After a successful defence of Rome, Belisarius managed to capture the Ostrogothic capital of Ravenna in 540. Just before conquering the city, the Ostrogoths offered to make him West Roman Emperor. Belisarius feigned acceptance, entered the city, proclaimed it, and the rest of Italy, part of Justinian's empire, and finally found and captured the Ostrogothic king Witiges and his court. They were sent home as war prisoners, but before they reached Constantinople, Justinian, suspicious that Belisarius would still declare himself Emperor, sent him off to deal with a new Persian invasion of Syria.

Belisarius waged an inconclusive campaign against the Sassanids, which ended with a truce signed in 542, under which Persia (in exchange for the payment of an immense amount of gold) agreed not to attack Justinian again in five years. The great general now went back to Italy, only to find that the situation had changed significantly.

The Ostrogoths had now elected a new king, Totila, and were waging a ferocious campaign against the Romans. The kings of Burgundy and Francia also fought them, and as Belisarius had fallen out of favour with Justinian, the campaign he waged became a highly lacklustre one, only briefly managing to hold Rome. Belisarius was now dismissed by the Emperor, and would spend the rest of his life in retirement.

As quick as the fall of Belisarius was the rise of his successor, Narses. He arrived in Italy to find nothing but a horrible military situation which, coupled with the horrible plague that had hit the Empire, made his position an extremely difficult one. However, he coped, and by 550 the Ostrogoths had collapsed once more, never to rise again. It was now that Justinian decided to recover southern Gaul, and sent Narses through the Alps to attack Burgundy. This was a fatal flaw, and the beginning of the end for Justinian.

The Burgundians had decided to respond to the news of the Roman invasion by stacking their troops in the foothills of the Alps. This proved an efficient strategy, and as the tired Roman soldiers marched down from the passes they were quite surprised to find that Burgundian soldiers were attacking them. The Roman army got through, but only after taking massive casualties.

By now, King Teudebert of Francia had heard of the Roman invasion, and was massing an army of around 25,000 men in Albiga to counterattack. He crossed the border into Burgundy in September 550, and in November he fought a battle against the Romans in Albenate. The battle was a narrow victory for Teudebert, who now decided to follow the Romans across the Alps and attack them somewhere in Northern Italy. These plans were diverted only by a sudden strike of fate, and one that would change history forever.

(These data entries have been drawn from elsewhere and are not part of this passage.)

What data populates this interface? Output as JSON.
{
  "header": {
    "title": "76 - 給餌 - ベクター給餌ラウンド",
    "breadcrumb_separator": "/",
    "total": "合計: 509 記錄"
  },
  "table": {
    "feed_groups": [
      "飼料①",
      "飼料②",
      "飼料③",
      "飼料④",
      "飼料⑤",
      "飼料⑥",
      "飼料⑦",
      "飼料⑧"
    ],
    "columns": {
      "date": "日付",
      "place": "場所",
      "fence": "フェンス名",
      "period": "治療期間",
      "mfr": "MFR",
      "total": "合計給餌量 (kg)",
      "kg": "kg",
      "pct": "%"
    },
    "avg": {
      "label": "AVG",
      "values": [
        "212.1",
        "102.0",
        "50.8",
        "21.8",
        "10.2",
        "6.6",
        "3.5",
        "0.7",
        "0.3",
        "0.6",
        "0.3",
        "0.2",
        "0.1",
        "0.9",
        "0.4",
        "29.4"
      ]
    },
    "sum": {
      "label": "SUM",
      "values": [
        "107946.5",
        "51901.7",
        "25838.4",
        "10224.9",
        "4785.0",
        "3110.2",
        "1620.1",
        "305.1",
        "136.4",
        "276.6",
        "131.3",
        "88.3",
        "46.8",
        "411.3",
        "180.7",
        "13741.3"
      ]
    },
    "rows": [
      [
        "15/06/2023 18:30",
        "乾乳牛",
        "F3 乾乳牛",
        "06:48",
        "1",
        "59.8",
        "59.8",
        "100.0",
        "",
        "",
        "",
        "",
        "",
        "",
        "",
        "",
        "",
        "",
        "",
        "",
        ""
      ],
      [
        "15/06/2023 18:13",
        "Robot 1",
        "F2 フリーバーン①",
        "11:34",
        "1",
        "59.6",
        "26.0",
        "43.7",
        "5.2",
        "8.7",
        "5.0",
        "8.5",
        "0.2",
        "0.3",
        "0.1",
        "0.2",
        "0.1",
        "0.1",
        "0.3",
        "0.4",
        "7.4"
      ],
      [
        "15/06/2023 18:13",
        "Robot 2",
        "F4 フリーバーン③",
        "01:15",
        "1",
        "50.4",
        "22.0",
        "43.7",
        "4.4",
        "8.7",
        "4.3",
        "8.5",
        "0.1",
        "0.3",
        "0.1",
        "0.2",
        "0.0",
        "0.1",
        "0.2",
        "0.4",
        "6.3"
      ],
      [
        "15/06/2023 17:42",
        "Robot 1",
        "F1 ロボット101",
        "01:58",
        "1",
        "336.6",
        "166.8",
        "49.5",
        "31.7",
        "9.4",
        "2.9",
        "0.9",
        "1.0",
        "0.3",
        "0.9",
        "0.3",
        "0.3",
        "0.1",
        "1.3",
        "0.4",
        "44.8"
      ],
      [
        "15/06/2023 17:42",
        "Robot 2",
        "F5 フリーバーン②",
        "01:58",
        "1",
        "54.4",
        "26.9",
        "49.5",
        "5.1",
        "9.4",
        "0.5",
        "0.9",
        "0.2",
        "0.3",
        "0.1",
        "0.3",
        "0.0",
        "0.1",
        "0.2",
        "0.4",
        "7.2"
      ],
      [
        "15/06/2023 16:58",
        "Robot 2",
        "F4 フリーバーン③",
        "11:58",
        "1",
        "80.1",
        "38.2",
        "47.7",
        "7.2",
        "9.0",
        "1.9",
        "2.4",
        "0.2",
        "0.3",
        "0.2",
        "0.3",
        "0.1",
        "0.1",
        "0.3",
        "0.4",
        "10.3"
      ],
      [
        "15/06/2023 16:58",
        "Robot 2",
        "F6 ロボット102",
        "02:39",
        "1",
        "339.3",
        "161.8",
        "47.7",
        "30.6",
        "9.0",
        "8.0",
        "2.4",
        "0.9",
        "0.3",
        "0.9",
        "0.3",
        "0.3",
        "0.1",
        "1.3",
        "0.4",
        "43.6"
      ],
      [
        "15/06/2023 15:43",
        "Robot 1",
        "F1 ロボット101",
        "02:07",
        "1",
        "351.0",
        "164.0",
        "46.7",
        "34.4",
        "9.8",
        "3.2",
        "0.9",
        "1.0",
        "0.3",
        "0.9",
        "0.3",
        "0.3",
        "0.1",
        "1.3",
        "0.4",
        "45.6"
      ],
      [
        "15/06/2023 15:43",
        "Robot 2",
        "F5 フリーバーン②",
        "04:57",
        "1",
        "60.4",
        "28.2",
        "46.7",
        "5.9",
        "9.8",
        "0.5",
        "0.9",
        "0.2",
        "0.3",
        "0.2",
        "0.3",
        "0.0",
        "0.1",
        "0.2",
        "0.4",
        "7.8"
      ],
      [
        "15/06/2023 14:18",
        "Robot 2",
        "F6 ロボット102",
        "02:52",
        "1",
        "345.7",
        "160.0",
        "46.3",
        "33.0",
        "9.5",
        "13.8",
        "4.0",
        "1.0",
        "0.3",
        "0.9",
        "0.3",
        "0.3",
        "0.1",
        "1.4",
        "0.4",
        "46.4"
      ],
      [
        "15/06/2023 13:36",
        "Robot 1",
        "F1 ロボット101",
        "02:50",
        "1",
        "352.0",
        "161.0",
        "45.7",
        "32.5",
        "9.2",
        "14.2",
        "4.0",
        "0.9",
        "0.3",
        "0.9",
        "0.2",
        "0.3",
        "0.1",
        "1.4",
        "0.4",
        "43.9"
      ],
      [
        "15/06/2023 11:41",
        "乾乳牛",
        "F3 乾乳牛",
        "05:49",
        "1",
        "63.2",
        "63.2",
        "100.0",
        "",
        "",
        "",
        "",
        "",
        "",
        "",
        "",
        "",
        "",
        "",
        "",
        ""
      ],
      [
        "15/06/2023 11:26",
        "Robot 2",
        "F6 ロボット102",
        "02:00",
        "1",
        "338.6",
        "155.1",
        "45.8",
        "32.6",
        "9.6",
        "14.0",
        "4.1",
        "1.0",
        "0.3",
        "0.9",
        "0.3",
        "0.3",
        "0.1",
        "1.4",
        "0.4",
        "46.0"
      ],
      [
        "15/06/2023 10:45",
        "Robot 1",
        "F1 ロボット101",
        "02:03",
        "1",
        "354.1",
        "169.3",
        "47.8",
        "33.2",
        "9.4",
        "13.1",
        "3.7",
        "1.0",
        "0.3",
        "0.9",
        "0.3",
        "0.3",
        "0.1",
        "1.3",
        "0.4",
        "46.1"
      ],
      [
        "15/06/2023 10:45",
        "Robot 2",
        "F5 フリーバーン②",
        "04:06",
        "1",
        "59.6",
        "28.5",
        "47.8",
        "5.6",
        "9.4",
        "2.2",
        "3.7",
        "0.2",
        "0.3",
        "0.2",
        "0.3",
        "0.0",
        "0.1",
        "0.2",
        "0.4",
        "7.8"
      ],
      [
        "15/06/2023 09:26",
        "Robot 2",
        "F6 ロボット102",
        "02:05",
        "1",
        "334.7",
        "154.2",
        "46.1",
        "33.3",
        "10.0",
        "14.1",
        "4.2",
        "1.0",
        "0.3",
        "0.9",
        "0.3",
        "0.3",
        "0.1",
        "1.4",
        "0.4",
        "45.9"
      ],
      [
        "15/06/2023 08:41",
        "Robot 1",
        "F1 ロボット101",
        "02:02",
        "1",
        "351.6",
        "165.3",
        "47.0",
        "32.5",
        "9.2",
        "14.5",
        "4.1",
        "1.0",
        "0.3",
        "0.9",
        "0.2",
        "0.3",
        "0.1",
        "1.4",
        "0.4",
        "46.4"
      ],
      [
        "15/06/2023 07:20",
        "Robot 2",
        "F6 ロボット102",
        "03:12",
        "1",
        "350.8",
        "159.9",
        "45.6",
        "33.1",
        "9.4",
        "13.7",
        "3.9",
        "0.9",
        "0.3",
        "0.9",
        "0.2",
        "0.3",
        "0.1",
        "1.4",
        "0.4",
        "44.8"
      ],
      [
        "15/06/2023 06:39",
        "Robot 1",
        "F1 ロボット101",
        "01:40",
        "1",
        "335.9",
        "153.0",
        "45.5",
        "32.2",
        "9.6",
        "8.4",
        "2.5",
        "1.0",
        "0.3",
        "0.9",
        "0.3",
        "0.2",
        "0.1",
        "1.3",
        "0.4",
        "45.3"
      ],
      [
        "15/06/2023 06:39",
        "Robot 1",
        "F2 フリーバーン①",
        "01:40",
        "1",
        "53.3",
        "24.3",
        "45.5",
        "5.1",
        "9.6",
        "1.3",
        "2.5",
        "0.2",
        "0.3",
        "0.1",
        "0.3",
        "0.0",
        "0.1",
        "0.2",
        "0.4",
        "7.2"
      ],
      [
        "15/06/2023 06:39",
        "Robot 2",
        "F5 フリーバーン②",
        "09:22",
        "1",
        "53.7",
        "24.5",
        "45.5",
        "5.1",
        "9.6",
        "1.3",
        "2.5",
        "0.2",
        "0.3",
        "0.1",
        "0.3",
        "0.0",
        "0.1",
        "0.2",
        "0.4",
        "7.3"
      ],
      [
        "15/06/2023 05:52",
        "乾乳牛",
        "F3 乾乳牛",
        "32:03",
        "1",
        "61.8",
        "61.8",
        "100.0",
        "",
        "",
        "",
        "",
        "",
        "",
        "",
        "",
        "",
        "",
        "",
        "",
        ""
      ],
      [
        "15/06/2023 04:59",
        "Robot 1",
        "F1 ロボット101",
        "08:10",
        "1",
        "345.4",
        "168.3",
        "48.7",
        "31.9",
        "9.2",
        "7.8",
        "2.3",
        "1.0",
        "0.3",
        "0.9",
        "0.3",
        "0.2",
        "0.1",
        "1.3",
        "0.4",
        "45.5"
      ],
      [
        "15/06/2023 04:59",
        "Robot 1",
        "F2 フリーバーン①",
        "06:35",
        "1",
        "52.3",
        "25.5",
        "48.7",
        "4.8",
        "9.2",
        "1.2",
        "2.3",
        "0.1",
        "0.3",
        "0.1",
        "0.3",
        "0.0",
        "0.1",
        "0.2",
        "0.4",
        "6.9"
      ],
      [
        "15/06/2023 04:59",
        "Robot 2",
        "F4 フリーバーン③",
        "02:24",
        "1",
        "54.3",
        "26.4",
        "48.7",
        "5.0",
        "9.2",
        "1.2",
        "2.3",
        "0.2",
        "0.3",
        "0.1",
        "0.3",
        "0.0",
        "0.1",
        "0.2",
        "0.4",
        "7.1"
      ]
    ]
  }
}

In November of 550, as winter set on in the Alps, Narses and his army were marching through a narrow pass. An unfortunately placed block of ice made one of the horses on Narses' carriage slip rather nastily down a steep slope, and everyone in it was killed, including the general. The Roman armies continued their march, but with severely decreased morale, and when the Emperor found out about Narses' death, he immediately decided to sue for peace with Teudebert.

Negotiations were held in Vienne, the Burgundian capital, in January of 551. The agreement reached was that, in exchenge for recognition of its ownership of Italy, the Romans would agree to leave Francia and Burgundy alone, and never invade the countries for another 50 years. This was a result which pleased all of the parties to the treaty, and the Franks were celebrating the end of the war until July that same year, when King Teudebert died in a hunting accident. His barely ten-year-old son, aptly named Childebert, would now rule over all of the Franks. His rule would mark the start of two hundred years of cultural decline, and Francia would take a long time to fully recover.
 
Hrm. My one critique is that the change shouldn't be how many sons survived; it should be the law of succession. Why and how that changed is a bit complicated, no?